BofA’s LEWIS UNDER ATTACK
One group of directors sure to be under investor scrutiny this year is the board of American International Group Inc , the bailed-out insurer facing public anger over $165 million in bonuses to top executives.
The company, like other financial firms that got government aid, will be required to hold an advisory shareholder vote on compensation practices. The company in the past has held its annual meeting in May.
For now, some prominent union-backed pension plan groups are focusing on Bank of America and Citigroup.
At Bank of America, activists are pushing to remove CEO Lewis from his job as chairman, saying he was reckless in agreeing to buy Merrill, which lost almost $16 billion in the last quarter of 2008. The board, critics say, did not adequately monitor what Lewis was doing.
The board “needs to be restructured, reduced in size and strengthened,” said Michael Garland, director of value strategies at the Change to Win (CtW) Investment Group, an adviser to union retirement plans.
The union group also is urging Bank of America shareholders to oppose the re-election of lead director O. Temple Sloan and director Thomas Ryan, chairman of the governance committee.
A long-time Bank of America investor, Jerry Finger, has launched a separate campaign to remove Lewis as chairman and oppose the re-election of Sloan and board member Jackie Ward, chairwoman of the board’s asset quality committee.
A Bank of America spokesman declined to comment.
At Citigroup, which has received $45 billion in capital from the U.S. government, the AFSCME union group wants investors to reject the re-election of six directors who are or have been members of the audit and risk management committee.
“It is time for long-time culpable directors to leave the board to allow a fresh start for Citi,” AFSCME contends.
Citigroup says its board had diligently carried out its duties and there is “no basis for any recommendations against directors who have served on our audit committee.”

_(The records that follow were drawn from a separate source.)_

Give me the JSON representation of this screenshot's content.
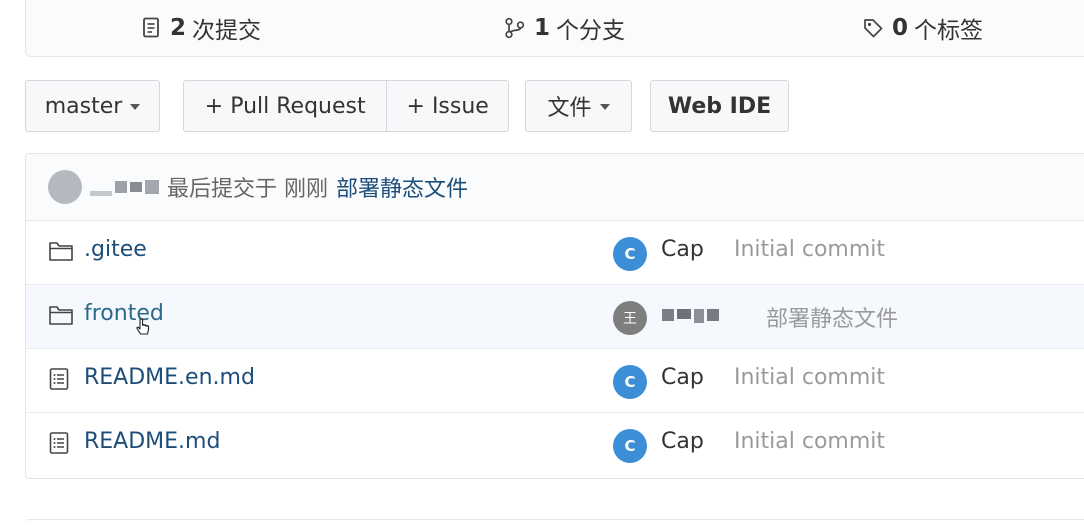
{
  "stats": {
    "commits": {
      "count": "2",
      "label": "次提交"
    },
    "branches": {
      "count": "1",
      "label": "个分支"
    },
    "tags": {
      "count": "0",
      "label": "个标签"
    }
  },
  "toolbar": {
    "branch_select": "master",
    "pull_request": "+ Pull Request",
    "issue": "+ Issue",
    "files_menu": "文件",
    "web_ide": "Web IDE"
  },
  "latest_commit": {
    "label": "最后提交于 刚刚",
    "message": "部署静态文件"
  },
  "files": [
    {
      "name": ".gitee",
      "type": "folder",
      "avatar": "C",
      "author": "Cap",
      "message": "Initial commit"
    },
    {
      "name": "fronted",
      "type": "folder",
      "avatar": "王",
      "author": "",
      "message": "部署静态文件"
    },
    {
      "name": "README.en.md",
      "type": "file",
      "avatar": "C",
      "author": "Cap",
      "message": "Initial commit"
    },
    {
      "name": "README.md",
      "type": "file",
      "avatar": "C",
      "author": "Cap",
      "message": "Initial commit"
    }
  ],
  "colors": {
    "link": "#1d4e7a",
    "avatar_blue": "#3c8fd6",
    "avatar_gray": "#7e7e7e"
  }
}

Still, in mid-March Citigroup said it was nominating four new independent directors, part of a shake-up seen as increasing the financial expertise on the board.
Several directors are stepping down, including former Chairman Sir Win Bischoff and former senior counselor and former U.S. Treasury Secretary Robert Rubin.
Some angry investors might prefer to see the dismissal of entire boards and start over with clean slates. Activists, though, say their strategy is to try to surgically remove directors they consider most responsible for the problems.
“You can’t remove the whole board in the middle of a financial crisis,” said CtW’s Garland. But “you have to start someplace.”